Why? Because he's evolving with college football in the moment this time. The uncertainties surrounding the subject force his hand in this regard, but in the end, Saban's methodical approach affords him the opportunity to analyze the scope of the situation and attack it head-on in a way that will benefit his team and his program.
Saban may not like the changes that are coming. He likely won't say one way or the other. There's a positive and negative that comes with every opportunity, and Saban always seems to lean towards the positives that can benefit his team. So no matter what changes come to the sport during the remainder of his tenure, there's no reason to fear.

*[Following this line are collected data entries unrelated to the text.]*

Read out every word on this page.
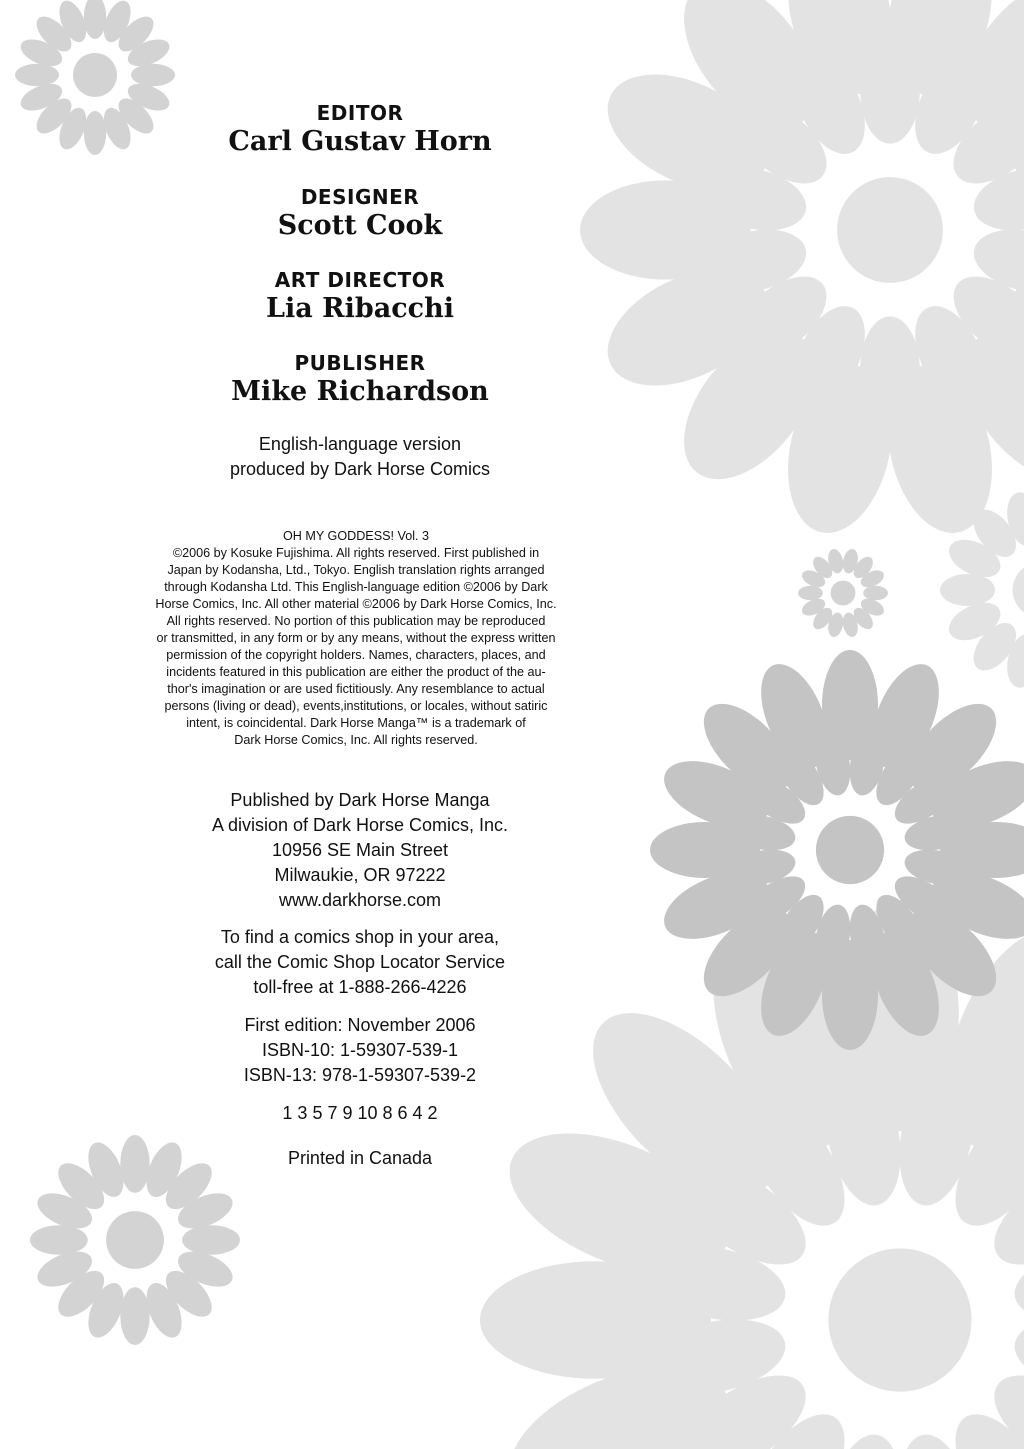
EDITOR
Carl Gustav Horn
DESIGNER
Scott Cook
ART DIRECTOR
Lia Ribacchi
PUBLISHER
Mike Richardson
English-language version
produced by Dark Horse Comics
OH MY GODDESS! Vol. 3
©2006 by Kosuke Fujishima. All rights reserved. First published in
Japan by Kodansha, Ltd., Tokyo. English translation rights arranged
through Kodansha Ltd. This English-language edition ©2006 by Dark
Horse Comics, Inc. All other material ©2006 by Dark Horse Comics, Inc.
All rights reserved. No portion of this publication may be reproduced
or transmitted, in any form or by any means, without the express written
permission of the copyright holders. Names, characters, places, and
incidents featured in this publication are either the product of the au-
thor's imagination or are used fictitiously. Any resemblance to actual
persons (living or dead), events,institutions, or locales, without satiric
intent, is coincidental. Dark Horse Manga™ is a trademark of
Dark Horse Comics, Inc. All rights reserved.
Published by Dark Horse Manga
A division of Dark Horse Comics, Inc.
10956 SE Main Street
Milwaukie, OR 97222
www.darkhorse.com
To find a comics shop in your area,
call the Comic Shop Locator Service
toll-free at 1-888-266-4226
First edition: November 2006
ISBN-10: 1-59307-539-1
ISBN-13: 978-1-59307-539-2
1 3 5 7 9 10 8 6 4 2
Printed in Canada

Saban has said on many occasions he'll coach until he becomes the reason the program can't succeed. But that's just it. His nature is to succeed.
After all, football is survival of the fittest. The sport is nowhere near the one that was played in New Jersey in 1869. It's not remotely the same as the one Saban himself played at Kent State from 1970-1972. Because it's a sport of evolution. And those that evolve, survive. Those that don't, perish.
Nick Saban's evolution? It's inevitable.